Venezuela se encuentra en un delicado umbral en el panorama militar internacional, operando con una fuerza armada conocida como “bolivariana”, cuya estructura refleja no solo una historia de ideología política, sino también una serie de adquisiciones internacionales en un contexto de crisis.
Con un total de 343,000 “hombres y mujeres en armas”, el país exhibe un equipamiento militar que ha sido descrito como obsoleto. En medio de un movimiento naval estadounidense en el Caribe orientado a luchar contra el narcotráfico, el presidente Nicolás Maduro ha denunciado lo que considera una “gran amenaza” para el continente, acusando a Washington de buscar un cambio de régimen en Venezuela. Sus declaraciones sugieren que, en caso de agresión, el país transitaría hacia un “período de lucha armada”.
La Fuerza Armada venezolana, según los analistas, se compone de 123,000 soldados activos, además de 220,000 milicianos y 8,000 reservistas. Esta última categoría, conocida como la Milicia, fue creada por Hugo Chávez en 2009 y se distingue por su alto contenido ideológico. En el contexto actual, Maduro ha introducido cuerpos de defensa en empresas públicas y comunidades, apoyados por una continua propaganda que evoca un sentimiento de unidad nacional ante la “amenaza gringa”.
Desde la bonanza petrolera entre 2006 y 2011, el país invirtió más de 11,000 millones de dólares en armamento, principalmente de Rusia, incluyendo aviones Sukhoi, helicópteros y sistemas de defensa aérea. Adicionalmente, se han adquirido drones de tecnología iraní. Sin embargo, la falta de coordinación entre estos sistemas podría ser un punto crítico, según fuentes militares retiradas.

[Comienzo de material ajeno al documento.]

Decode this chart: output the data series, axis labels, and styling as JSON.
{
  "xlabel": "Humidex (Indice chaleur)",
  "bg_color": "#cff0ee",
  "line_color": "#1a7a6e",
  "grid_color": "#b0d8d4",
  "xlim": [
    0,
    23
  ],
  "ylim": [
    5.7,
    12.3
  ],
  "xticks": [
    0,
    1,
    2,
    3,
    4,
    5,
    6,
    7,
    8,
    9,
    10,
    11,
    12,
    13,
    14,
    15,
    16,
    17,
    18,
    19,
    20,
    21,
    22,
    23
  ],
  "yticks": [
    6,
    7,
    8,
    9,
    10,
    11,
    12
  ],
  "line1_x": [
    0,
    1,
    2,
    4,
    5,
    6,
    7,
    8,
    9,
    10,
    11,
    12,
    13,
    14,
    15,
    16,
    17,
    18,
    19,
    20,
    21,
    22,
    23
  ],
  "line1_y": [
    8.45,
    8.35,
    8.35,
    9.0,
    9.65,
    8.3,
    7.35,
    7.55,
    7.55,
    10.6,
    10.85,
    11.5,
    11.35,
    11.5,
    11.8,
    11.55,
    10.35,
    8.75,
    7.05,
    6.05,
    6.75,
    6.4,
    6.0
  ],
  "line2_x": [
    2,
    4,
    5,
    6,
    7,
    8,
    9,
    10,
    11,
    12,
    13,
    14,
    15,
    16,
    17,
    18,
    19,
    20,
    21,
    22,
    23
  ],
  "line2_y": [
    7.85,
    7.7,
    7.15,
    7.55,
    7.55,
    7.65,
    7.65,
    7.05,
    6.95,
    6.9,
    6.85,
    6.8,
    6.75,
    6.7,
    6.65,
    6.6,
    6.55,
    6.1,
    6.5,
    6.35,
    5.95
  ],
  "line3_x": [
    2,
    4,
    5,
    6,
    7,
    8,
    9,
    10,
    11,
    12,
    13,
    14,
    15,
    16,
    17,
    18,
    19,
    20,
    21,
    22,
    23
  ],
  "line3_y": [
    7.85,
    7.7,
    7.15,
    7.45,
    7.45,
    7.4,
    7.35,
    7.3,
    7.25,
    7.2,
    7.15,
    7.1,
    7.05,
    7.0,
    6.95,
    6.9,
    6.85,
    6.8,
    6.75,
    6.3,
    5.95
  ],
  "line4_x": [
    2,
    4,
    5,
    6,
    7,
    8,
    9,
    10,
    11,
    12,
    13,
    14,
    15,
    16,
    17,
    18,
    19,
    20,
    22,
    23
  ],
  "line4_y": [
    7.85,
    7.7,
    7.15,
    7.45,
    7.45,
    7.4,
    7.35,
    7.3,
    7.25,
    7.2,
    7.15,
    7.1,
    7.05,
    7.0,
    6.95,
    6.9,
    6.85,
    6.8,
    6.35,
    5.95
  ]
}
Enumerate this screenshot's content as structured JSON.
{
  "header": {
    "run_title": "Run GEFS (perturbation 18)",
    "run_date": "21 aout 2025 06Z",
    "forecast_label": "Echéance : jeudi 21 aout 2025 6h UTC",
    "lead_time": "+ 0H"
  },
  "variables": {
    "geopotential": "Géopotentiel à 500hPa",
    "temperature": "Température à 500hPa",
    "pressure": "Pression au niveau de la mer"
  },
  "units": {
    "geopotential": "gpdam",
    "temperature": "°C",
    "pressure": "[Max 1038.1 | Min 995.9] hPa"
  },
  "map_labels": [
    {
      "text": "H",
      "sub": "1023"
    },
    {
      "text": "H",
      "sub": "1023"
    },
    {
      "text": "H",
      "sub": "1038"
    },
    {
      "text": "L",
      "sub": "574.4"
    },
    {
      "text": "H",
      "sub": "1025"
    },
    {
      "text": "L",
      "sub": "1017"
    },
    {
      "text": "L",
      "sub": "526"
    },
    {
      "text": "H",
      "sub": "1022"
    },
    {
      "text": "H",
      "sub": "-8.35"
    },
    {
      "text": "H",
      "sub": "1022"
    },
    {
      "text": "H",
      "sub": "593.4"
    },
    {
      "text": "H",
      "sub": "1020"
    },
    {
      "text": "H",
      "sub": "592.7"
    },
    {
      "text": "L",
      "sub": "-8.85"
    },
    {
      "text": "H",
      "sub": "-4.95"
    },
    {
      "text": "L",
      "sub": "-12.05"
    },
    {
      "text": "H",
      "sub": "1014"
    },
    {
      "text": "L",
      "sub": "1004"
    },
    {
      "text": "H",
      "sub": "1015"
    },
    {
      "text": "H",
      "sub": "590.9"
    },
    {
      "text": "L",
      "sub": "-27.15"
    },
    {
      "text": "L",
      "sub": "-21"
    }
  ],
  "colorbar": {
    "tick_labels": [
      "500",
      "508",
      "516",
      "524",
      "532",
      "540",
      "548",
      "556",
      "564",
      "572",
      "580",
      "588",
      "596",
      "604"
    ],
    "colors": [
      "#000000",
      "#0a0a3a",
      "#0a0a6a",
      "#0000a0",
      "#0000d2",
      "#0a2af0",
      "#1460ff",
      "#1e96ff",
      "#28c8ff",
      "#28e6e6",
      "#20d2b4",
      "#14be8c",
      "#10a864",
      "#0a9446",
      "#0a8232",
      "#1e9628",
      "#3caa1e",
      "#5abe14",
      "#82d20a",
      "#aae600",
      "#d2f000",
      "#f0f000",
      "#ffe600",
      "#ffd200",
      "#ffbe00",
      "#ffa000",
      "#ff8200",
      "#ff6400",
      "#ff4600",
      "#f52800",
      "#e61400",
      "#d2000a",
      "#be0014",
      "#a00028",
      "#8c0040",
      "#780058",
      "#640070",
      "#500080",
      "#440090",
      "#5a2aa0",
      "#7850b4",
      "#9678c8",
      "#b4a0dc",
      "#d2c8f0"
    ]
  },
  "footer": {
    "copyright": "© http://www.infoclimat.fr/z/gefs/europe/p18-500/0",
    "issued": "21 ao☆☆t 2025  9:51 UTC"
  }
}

El contexto financiero no es favorable; el gasto militar ha disminuido de 6,200 millones de dólares en 2013 a 3,917 millones en 2023. La crisis económica ha impactado a la fuerza militar, incluso ante la complacencia de ciertos sectores del gobierno. La disminución en los niveles de reclutamiento y el aumento de deserciones destacan una moral baja.
A pesar de contar con una variedad de equipos que incluyen cazas F16, tanques AMX 13, y submarinos de fabricación alemana, la percepción sobre una invasión estadounidense ha sido recibida con calma en las calles de Venezuela. La población, llevada por su rutina diaria, parece mantener una actitud de estabilidad en medio de la tensión geopolítica que rodea al país.
En este intrincado entramado de política, ideología y poder militar, Venezuela se encuentra navegando entre la realidad de su sobrada retórica y los desafíos fundamentales que enfrenta como nación en el complejo tablero del poder global. La información aquí compartida proviene de una fecha original de publicación de 2025-09-06, y las condiciones actuales podrían haber evolucionado desde entonces.